Com a ação, a PM conseguiu liberar a pista expressa da via. Após isso, o grupo seguiu em caminhada apenas na pista local. O grupo seguiu pela Marginal Pinheiros e entrou na Avenida Frederico Herman Júnior, seguindo novamento em direção ao bairro de Pinheiros. No local, policiais novamente atiraram bombas de efeito moral e gás lacrimogênio contra o grupo, que desviou e fez nova rota até o Largo da Batata.
Movimento
O grupo realiza ato contra o aumento das tarifas do transporte público em São Paulo. A manifestação começou às 17h no Largo da Batata, em Pinheiros, na Zona Oeste. Durante o tempo que ficaram no largo, o protesto foi pacífico e acompanhado por esquema policial.

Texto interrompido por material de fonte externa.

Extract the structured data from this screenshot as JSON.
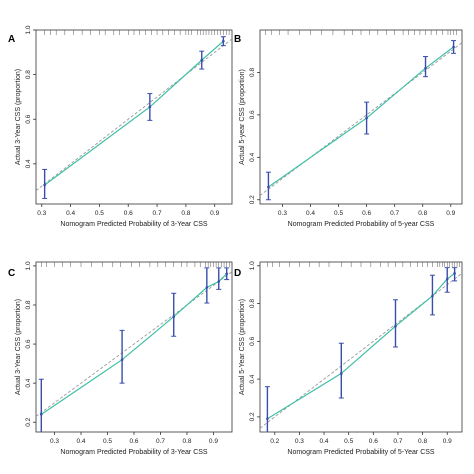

Na quinta-feira, as manifestações deixaram um rastro de destruição e sujeira na Avenida Paulista, além de ter bloqueado vias no Centro. Quinze pessoas foram presas e levadas para 78º Distrito Policial, nos Jardins. Entre elas, duas permanecem detidas no começo desta noite.
O vandalismo de quinta-feira atingiu as estações Brigadeiro, Trianon e Vergueiro do Metrô, além do Shopping Paulista, bases móveis da PM, bares e bancas de jornais da região. Marcelo Hotimsky, estudante de filosofia da Universidade de São Paulo (USP), e um dos membros do Movimento Passe Livre (MPL), avisa que os protestos devem seguir nas próximas semanas.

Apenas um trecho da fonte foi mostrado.